Mgła (pronounced ‘mg-wah’) are a Polish black metal band that began back in 2000. Their very first release was as part of the legendary 2005 split/compilation album ‘Crushing the Holy Trinity’ alongside Deathspell Omega, Clandestine Blaze, and others. Since then Mgła have released a steady stream of EPs, splits and full-lengths, their last release being 2012’s fantastic album ‘With Hearts Towards None’, recognised by many as one of the top black metal albums of that year. Three years on, Mgła are back with another full-length, and in my view this their best release yet, improving on all aspects of their sound.

This album had me hooked from start to finish. The guitarwork is exceptional throughout: impressive in its splendour, terrifying in its maliciousness. Mgła enjoy taking a riff or an idea and pushing it to its limit, seeing how abrasive they can make it. The opening track has a ferocious pace, a whirlwind of blastbeats and eerie, dissonant chords and riffs, but the second track slows things down in an even more brutal way. Opening with a drum-roll and bark, they launch straight into some of the most downright evil and dissonant guitarwork since Misþyrming’s album. “A reward for the perseverant: Unceasing howling of the heart, Bound to walk this path. Nether, again, nether – now and forever.”

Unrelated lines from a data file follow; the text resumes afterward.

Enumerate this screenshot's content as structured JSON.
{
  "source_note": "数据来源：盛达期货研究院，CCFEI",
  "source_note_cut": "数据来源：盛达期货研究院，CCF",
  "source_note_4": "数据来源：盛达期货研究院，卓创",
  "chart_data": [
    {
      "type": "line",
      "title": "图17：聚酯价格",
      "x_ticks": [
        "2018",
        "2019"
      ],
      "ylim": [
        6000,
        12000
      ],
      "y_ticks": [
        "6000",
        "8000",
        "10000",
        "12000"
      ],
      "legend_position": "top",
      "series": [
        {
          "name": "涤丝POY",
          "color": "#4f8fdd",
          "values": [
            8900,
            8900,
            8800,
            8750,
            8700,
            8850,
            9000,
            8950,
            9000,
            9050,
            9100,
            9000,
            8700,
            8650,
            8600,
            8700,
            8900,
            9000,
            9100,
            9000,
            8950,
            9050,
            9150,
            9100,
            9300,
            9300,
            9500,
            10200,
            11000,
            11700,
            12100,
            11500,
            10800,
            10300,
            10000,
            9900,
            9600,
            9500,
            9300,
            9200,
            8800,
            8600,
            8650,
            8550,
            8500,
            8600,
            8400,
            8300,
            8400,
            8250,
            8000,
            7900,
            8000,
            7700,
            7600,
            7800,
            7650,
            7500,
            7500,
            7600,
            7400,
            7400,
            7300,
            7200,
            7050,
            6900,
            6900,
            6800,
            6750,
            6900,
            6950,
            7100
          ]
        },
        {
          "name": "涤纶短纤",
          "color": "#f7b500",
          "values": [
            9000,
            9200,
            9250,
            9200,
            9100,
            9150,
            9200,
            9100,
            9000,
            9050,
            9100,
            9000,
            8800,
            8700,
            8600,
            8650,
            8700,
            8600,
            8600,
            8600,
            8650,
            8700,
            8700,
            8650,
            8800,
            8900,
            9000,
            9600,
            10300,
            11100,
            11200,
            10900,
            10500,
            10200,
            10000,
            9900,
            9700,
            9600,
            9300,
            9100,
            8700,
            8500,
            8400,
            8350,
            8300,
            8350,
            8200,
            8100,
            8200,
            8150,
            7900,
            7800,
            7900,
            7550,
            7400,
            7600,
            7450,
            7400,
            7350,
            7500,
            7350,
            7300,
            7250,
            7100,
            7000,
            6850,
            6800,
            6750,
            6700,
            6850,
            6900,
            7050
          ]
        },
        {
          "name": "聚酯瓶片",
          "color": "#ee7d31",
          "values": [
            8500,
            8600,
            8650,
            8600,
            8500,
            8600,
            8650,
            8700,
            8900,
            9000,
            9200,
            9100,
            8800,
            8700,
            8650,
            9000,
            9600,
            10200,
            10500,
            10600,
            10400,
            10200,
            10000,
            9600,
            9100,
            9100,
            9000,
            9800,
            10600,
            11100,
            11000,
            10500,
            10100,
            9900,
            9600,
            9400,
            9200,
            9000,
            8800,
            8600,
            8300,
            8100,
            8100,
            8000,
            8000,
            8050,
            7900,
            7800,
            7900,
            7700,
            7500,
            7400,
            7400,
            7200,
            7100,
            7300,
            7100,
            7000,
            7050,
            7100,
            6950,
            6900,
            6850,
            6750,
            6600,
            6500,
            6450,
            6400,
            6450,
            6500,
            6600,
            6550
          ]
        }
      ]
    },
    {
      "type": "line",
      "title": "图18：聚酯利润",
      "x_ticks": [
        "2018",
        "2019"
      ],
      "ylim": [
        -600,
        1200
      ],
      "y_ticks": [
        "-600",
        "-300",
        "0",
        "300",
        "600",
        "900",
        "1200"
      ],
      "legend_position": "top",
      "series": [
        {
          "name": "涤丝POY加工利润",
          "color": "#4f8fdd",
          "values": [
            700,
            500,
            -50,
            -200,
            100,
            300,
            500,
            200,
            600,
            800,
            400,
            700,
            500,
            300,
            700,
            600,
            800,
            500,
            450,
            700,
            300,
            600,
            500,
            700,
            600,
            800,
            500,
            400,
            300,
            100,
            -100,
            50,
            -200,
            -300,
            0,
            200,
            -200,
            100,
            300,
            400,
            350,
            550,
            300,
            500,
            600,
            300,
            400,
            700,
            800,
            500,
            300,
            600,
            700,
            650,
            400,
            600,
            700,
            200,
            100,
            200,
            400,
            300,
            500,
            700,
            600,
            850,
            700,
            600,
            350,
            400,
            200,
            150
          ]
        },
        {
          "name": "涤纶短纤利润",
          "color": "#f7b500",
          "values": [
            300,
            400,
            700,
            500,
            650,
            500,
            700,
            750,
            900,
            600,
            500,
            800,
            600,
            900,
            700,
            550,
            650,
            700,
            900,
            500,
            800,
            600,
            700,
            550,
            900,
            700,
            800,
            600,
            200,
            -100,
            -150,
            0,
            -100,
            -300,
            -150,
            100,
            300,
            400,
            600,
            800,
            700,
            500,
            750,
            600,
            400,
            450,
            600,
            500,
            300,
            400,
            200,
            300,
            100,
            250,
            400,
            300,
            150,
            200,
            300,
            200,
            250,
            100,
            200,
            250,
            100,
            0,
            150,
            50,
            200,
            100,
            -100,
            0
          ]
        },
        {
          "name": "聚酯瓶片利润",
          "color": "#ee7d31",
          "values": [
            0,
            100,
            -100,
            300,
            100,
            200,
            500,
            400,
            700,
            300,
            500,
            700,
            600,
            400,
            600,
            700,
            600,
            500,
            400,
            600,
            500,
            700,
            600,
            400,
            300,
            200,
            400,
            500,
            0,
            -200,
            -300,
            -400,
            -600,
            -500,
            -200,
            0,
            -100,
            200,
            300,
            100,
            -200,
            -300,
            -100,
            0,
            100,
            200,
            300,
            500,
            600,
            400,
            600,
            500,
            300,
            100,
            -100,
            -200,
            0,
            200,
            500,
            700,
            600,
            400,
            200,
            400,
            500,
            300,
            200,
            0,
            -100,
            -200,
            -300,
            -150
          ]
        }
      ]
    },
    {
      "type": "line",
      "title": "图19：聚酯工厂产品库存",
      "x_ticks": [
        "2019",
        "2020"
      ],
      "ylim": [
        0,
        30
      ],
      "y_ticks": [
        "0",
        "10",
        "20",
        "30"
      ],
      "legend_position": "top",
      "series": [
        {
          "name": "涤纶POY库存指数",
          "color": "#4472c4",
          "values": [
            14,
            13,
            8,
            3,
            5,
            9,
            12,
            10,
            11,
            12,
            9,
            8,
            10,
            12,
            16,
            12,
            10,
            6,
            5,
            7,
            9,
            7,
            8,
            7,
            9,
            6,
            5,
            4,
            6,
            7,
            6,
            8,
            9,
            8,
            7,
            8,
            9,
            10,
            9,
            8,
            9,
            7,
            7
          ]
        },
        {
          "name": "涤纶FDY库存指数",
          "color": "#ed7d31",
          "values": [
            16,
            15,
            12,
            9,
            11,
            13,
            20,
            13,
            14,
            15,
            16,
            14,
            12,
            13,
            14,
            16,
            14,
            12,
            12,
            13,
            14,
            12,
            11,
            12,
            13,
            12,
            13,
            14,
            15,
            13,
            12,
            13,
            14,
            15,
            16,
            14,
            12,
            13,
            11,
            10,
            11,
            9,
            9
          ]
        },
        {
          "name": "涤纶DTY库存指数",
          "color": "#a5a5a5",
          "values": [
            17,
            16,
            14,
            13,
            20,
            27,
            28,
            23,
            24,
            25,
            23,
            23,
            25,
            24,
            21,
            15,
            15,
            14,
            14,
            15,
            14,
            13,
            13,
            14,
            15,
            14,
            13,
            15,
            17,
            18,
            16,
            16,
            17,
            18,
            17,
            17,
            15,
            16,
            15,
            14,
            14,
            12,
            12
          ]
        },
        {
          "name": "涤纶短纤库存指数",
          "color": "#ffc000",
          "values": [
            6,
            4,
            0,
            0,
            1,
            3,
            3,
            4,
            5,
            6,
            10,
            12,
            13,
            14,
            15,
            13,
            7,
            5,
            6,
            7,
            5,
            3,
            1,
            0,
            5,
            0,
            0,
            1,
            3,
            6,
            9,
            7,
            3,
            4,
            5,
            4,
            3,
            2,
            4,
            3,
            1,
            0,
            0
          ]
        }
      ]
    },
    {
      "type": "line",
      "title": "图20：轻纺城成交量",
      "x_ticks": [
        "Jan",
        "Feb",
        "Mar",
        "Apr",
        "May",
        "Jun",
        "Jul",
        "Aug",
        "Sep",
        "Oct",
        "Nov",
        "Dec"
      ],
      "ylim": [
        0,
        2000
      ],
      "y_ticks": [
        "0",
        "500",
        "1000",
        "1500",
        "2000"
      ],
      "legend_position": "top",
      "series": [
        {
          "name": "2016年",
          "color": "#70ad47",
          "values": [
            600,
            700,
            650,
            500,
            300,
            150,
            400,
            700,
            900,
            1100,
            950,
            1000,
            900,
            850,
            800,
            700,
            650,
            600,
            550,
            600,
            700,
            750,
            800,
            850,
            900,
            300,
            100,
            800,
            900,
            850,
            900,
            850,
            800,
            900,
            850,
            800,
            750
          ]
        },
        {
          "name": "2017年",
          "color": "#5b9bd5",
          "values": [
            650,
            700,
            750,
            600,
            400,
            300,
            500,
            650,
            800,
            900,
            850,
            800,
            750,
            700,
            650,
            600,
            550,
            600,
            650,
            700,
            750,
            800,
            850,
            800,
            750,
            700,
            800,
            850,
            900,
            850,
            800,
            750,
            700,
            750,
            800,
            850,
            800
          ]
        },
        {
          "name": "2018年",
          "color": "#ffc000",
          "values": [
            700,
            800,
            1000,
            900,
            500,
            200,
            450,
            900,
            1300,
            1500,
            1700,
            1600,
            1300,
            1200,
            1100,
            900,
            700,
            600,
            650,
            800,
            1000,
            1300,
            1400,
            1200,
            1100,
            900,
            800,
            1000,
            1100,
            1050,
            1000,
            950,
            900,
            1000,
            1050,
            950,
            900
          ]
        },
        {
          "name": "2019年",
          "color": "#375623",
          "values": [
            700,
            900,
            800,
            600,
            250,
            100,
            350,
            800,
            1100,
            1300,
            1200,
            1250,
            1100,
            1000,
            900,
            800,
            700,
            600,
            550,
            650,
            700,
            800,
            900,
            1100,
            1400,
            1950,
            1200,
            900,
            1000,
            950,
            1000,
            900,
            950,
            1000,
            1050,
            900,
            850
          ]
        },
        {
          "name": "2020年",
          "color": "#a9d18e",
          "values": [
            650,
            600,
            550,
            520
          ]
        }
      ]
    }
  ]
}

In comparison to their previous albums the vocals definitely seem to be much more front-and-centre, M.’s harsh bark adding another element of abrasiveness to their dark arsenal, and his lyrics are one of the aspects of this album that I enjoyed the most. At times the imagery and language used is incredibly compelling. Where some black metal bands sing about Satan and a kind of theological evil, Mgła tend to focus on the everyday horror and hopelessness, and everything about their music is directed towards this goal. Often they reference theological or mythological concepts and tales, but only to bring home a more direct and relevant point about the very real human evil and horror, while exploring themes of madness and the human condition.

The 8-minute-long fifth track, a menacing, rumbling, abrasive and melodic opus, plays on Biblical themes, drawing out the idea that so many of the horrors in the world are entirely down to humans and our own actions, and needed no outside influence by some kind of theistic creature or deity. It is well worth reading through the whole set of lyrics to this album, they really add another layer of depth to their music.

What keeps me coming back to this album is Mgła’s ability to blend abrasiveness and melody, but to do so with the traditional, ‘orthodox’ set of tools. The production is ideal for this style of metal: it sounds raw and gritty, it sounds real and true, while never getting in the way of the music. And there are simply too many fantastic riffs and lead moments throughout this album to mention each one, but the final two tracks in particular with their sprawling length working in their favour. It’s hard to know where to find fault with this album, and if I were really looking to do so I’d suggest that part III isn’t quite as amazing as the rest despite it’s awesome DsO-inspired riffs. But the song is still awesome, and the album as a whole remains a triumph that I think I will be returning to long into the future.